Au fait qui est le "Sinistre" des affaires étrangères ?

Il arrive trop souvent que, dans ces chroniques, je dénonce certains comportements médiatiques, ce qui provoque logiquement quelques réactions épidermiques de ces supports de communication institutionnels, et notamment des journalistes qui me font l’honneur d’être des lectrices et des lecteurs. J’avoue des maladresses, puisque souvent la généralisation que je condamne pour les femmes et les hommes engagés en politique frappe indistinctement des professionnels qui accomplissent avec rigueur leur métier et d’autres, beaucoup moins regardants. Le débat est interminable puisque le curseur entre une situation exceptionnelle et un comportement individuel, souvent lié à des comportements carriéristes, est difficile à poser. D’autant que bien des contextes économiques favorisent à la fois la nécessité de « capturer » le maximum de public et celle d’économiser sur l’ensemble des prestations qu’on lui destine. On en arrive à des « raccourcis saisissants » ou à des « approximations tapageuses » que de moins en moins de personnes condamnent ou dénoncent. La marge s’amenuise entre la profession de journaliste et celle « d’annonceurs animateurs journalistes », qui s’autopromotionnent en permanence, pour créer une caste mêlant des « commentateurs », des « philosophes », des « sociologues », des « consultants », dans un catalogue de personnes capables, à tout moment, de prononcer de doctes jugements sur les avatars du monde.

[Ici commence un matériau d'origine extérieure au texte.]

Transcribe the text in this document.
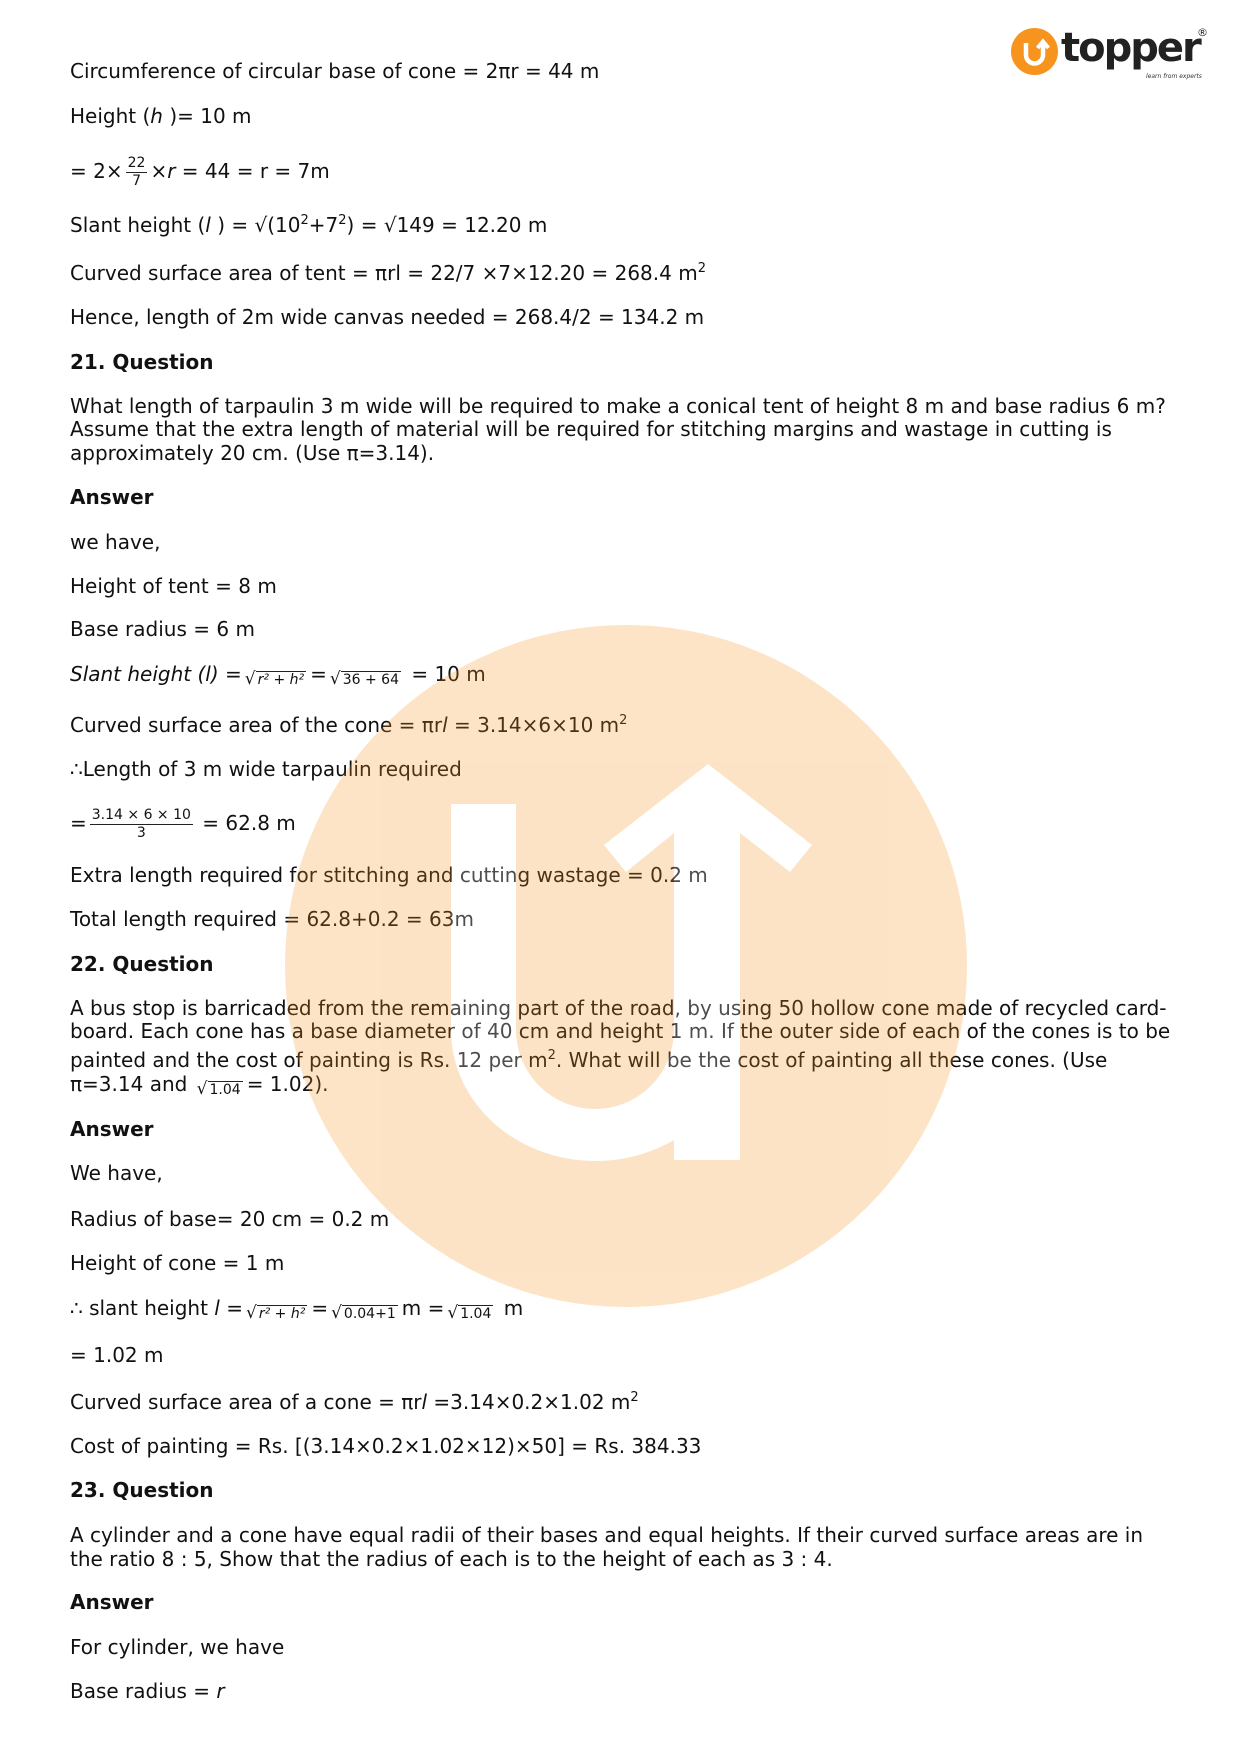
topper
®
learn from experts
Circumference of circular base of cone = 2πr = 44 m
Height (h )= 10 m
= $2\times \frac{22}{7} \times r = 44 = r = 7m$
Slant height (l ) = $√(10^2+7^2) = √149 = 12.20$ m
Curved surface area of tent = πrl = 22/7 ×7×12.20 = 268.4 $m^2$
Hence, length of 2m wide canvas needed = 268.4/2 = 134.2 m
21. Question
What length of tarpaulin 3 m wide will be required to make a conical tent of height 8 m and base radius 6 m?
Assume that the extra length of material will be required for stitching margins and wastage in cutting is
approximately 20 cm. (Use π=3.14).
Answer
we have,
Height of tent = 8 m
Base radius = 6 m
Slant height (l) = √ r² + h² = √ 36 + 64 = 10 m
Curved surface area of the cone = πrl = 3.14×6×10 $m^2$
∴Length of 3 m wide tarpaulin required
= $\frac{3.14 \times 6 \times 10}{3} = 62.8$ m
Extra length required for stitching and cutting wastage = 0.2 m
Total length required = 62.8+0.2 = 63m
22. Question
A bus stop is barricaded from the remaining part of the road, by using 50 hollow cone made of recycled card-
board. Each cone has a base diameter of 40 cm and height 1 m. If the outer side of each of the cones is to be
painted and the cost of painting is Rs. 12 per $m^2$. What will be the cost of painting all these cones. (Use
π=3.14 and √ 1.04 = 1.02).
Answer
We have,
Radius of base= 20 cm = 0.2 m
Height of cone = 1 m
∴ slant height l = √ r² + h² = √ 0.04+1 m = √ 1.04 m
= 1.02 m
Curved surface area of a cone = πrl =3.14×0.2×1.02 $m^2$
Cost of painting = Rs. [(3.14×0.2×1.02×12)×50] = Rs. 384.33
23. Question
A cylinder and a cone have equal radii of their bases and equal heights. If their curved surface areas are in
the ratio 8 : 5, Show that the radius of each is to the height of each as 3 : 4.
Answer
For cylinder, we have
Base radius = r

Ces dernières heures, il est par exemple assez facile de constater que les événements de Libye suscitent, de la part de l’un de ces éminents squatters des plateaux de télévision, une attitude qui illustre à merveille cette tendance sociale allant vers la confusion des genres. Bernard Henri Lévy a saisi l’opportunité que lui offrait cette dramatique guerre civile pour se repositionner sur le devant de la scène, d’où il avait disparu depuis quelques mois. Se comportant comme un grand reporter (déplacements sur place…) mais sans en avoir la qualification, comme un homme politique s’exprimant au nom de la France (mandaté par qui ?), comme un stratège militaire (il doit être réserviste d’une armée), comme un révolutionnaire (Malraux ou Hemingway sont en vue), il a plongé, avec la complicité réelle de l’Elysée, la France dans une situation épouvantable de va-t-en guerre inconsidéré. Tous les « vrais » journalistes capables de prendre du recul sur cette agitation strictement promotionnelle ont d’ailleurs parfaitement réagi sans que l’on ait la certitude qu’ils soient lus ou entendus. Malheureusent pour eux et pour nous.

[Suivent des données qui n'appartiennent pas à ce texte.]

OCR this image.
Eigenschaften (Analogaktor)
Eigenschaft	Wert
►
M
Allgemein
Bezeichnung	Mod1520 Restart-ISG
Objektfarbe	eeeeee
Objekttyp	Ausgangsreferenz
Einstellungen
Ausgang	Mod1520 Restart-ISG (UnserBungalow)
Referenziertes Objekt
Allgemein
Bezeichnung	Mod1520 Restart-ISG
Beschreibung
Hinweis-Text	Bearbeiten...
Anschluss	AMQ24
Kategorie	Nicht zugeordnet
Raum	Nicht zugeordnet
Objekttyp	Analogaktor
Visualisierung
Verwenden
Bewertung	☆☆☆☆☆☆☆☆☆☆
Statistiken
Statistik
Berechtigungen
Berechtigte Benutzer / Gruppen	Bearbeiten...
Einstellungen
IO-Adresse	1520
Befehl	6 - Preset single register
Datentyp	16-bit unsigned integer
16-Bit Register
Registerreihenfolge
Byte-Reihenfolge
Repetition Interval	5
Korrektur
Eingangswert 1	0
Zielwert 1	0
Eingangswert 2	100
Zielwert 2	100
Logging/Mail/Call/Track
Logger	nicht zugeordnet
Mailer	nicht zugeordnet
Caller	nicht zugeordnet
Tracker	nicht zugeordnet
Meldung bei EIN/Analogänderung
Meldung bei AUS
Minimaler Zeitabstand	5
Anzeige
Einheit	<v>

De nombreux éditorialistes tiraient ainsi en effet, à boulets rouges, avant le désastre japonais, contre le dernier « coup médiatique » de Nicolas Sarkozy, accusé de vouloir jouer, au sujet de la Libye, le « super-Rambo », flanqué de son « expert tout terrain » Bernard Henri-Levy, à la veille d’un sommet européen. C’est leur rôle, et c’est justement ce que l’on doit attendre de la presse sérieuse, prenant ses distances vis à vis de toutes les déviances du système initiées par des abonnés de la manipulation organisée.
« La France, totalement larguée sur le plan diplomatique depuis le début des révolutions arabes, se veut désormais le pays qui mettra l’Europe et la communauté internationale face à ses responsabilités morales et humanitaires, en Libye », résume Nicolas Demorand dans Libération. Honneur à lui : il fait (et ce n’est pas une surprise !) son vrai boulot d’éclaireur de l’actualité, mais malheureusement il n’appartient pas à cette caste des « commentateurs » attitrés des plateaux, puisqu’il se contente de questionner les autres, sans se substituer à eux.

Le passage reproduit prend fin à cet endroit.